The current problem with the ruleset is that it mixes both, incoming and outgoing connections. This should probably use --syn flag so it targets connections established against your host only. Anyway, I am sending a patch fixing this as it makes sense to do it IMO. We just want to understand what is the real use-case and how the ruleset can be improved. In addition, I would recommend you to transition to nftables because it would be ideal for your use-case. With nftables it would be easy to combine this with sets and probably quota expression to limit the usage. What is wrong with the current ruleset? (Even before the blammed commit), if you reach the connlimit limit **ALL** TCP connections will be rejected (including legit ones), I do not think that is what you want to achieve. Thanks, Fernando.

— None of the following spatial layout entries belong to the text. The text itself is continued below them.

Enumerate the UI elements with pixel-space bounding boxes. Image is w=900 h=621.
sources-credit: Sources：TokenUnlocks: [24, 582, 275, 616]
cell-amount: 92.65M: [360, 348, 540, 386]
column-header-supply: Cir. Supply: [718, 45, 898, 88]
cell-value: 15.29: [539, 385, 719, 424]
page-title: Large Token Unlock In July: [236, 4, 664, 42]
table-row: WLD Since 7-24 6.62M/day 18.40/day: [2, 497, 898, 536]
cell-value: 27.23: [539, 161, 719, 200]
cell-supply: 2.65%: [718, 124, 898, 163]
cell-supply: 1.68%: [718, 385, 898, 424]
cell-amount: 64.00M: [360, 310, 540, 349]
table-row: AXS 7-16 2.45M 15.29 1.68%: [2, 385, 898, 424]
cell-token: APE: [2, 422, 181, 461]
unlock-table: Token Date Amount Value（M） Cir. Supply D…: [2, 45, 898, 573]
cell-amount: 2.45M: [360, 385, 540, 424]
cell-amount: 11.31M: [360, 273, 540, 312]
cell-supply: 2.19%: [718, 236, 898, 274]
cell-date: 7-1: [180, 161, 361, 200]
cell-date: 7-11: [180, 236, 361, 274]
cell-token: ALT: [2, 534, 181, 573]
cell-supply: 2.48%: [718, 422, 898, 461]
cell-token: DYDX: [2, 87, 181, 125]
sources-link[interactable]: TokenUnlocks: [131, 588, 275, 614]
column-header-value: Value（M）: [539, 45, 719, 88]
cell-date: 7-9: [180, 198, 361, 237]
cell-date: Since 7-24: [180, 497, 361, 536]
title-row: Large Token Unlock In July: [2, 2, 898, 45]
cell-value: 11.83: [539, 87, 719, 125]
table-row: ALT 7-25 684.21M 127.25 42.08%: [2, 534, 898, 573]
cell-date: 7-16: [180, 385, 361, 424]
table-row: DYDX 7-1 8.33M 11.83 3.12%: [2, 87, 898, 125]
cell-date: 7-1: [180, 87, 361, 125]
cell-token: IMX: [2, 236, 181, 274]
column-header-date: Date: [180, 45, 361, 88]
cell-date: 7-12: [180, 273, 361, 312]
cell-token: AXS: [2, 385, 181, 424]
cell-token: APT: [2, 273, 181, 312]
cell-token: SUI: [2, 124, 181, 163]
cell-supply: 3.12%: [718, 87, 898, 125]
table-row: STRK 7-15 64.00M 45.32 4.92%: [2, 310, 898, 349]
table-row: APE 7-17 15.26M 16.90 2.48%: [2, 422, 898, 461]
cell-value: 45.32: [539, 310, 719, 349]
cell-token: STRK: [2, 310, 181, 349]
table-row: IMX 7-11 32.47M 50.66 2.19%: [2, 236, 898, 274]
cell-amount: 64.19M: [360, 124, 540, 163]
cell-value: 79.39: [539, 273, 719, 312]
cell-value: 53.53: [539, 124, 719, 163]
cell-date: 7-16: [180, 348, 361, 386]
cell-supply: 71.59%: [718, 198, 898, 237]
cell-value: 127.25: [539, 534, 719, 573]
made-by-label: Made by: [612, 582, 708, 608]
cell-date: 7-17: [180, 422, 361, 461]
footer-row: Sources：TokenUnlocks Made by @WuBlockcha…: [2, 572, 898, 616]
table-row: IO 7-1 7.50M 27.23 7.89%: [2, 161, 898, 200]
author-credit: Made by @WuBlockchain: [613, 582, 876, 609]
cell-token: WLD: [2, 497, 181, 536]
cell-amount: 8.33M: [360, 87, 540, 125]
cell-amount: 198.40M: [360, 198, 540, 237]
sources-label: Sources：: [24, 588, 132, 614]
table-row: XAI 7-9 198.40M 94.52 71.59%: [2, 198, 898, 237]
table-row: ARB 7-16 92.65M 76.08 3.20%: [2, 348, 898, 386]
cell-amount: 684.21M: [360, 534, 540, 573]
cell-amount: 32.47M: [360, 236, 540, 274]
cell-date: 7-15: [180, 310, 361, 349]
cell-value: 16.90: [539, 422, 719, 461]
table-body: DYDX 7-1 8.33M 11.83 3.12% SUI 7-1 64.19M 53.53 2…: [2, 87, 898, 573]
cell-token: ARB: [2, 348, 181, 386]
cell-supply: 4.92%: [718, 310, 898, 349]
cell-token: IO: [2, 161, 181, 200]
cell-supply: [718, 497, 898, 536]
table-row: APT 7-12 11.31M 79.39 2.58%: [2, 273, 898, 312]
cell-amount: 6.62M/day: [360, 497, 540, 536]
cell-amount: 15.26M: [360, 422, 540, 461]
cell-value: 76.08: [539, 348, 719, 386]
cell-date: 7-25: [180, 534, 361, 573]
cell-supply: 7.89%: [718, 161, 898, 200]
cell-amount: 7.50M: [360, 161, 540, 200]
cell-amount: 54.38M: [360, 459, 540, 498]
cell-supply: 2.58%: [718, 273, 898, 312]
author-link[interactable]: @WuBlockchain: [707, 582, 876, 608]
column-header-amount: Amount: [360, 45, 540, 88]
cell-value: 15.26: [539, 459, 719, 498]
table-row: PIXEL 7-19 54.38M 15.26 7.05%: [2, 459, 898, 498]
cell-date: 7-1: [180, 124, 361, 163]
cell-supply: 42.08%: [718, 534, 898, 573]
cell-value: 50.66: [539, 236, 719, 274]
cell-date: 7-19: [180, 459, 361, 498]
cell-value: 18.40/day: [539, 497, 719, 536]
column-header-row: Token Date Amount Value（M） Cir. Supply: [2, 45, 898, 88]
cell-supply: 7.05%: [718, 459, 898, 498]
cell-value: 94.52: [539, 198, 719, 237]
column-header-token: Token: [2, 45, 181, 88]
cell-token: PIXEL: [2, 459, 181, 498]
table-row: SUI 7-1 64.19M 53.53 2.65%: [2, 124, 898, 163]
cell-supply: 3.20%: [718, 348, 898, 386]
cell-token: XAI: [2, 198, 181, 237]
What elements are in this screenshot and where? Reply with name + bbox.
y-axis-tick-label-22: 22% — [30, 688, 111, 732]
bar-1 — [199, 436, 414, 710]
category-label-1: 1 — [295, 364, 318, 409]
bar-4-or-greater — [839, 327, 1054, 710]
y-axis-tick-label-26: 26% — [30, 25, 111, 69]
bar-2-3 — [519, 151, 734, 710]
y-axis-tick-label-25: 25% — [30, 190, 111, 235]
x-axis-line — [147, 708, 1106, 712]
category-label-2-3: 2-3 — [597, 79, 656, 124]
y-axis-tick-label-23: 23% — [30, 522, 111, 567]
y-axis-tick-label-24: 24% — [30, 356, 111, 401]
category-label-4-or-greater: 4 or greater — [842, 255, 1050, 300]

Lo! Top-posting on purpose to make this easy to process. What happened to this regression? It looks a bit like things stalled and fell through the cracks. Or Fernando, did you post a patch like you mentioned? I looked for one referring the commit or the reporter, but could not find anything -- but maybe I missed it. Ciao, Thorsten
Yes, it stalled and fell through the cracks. Let me prepare a fix as I mentioned. Thanks for the reminder Thorsten!
is the fix now in upstream?
Hi Fernando, Did that happened? On a quick chek at least 7.0.13 upstream seem still to exhibit the problem (or would it be fair to let this usecase rest?) Regards, Salvatore
I still have to take a fix Fernando posted.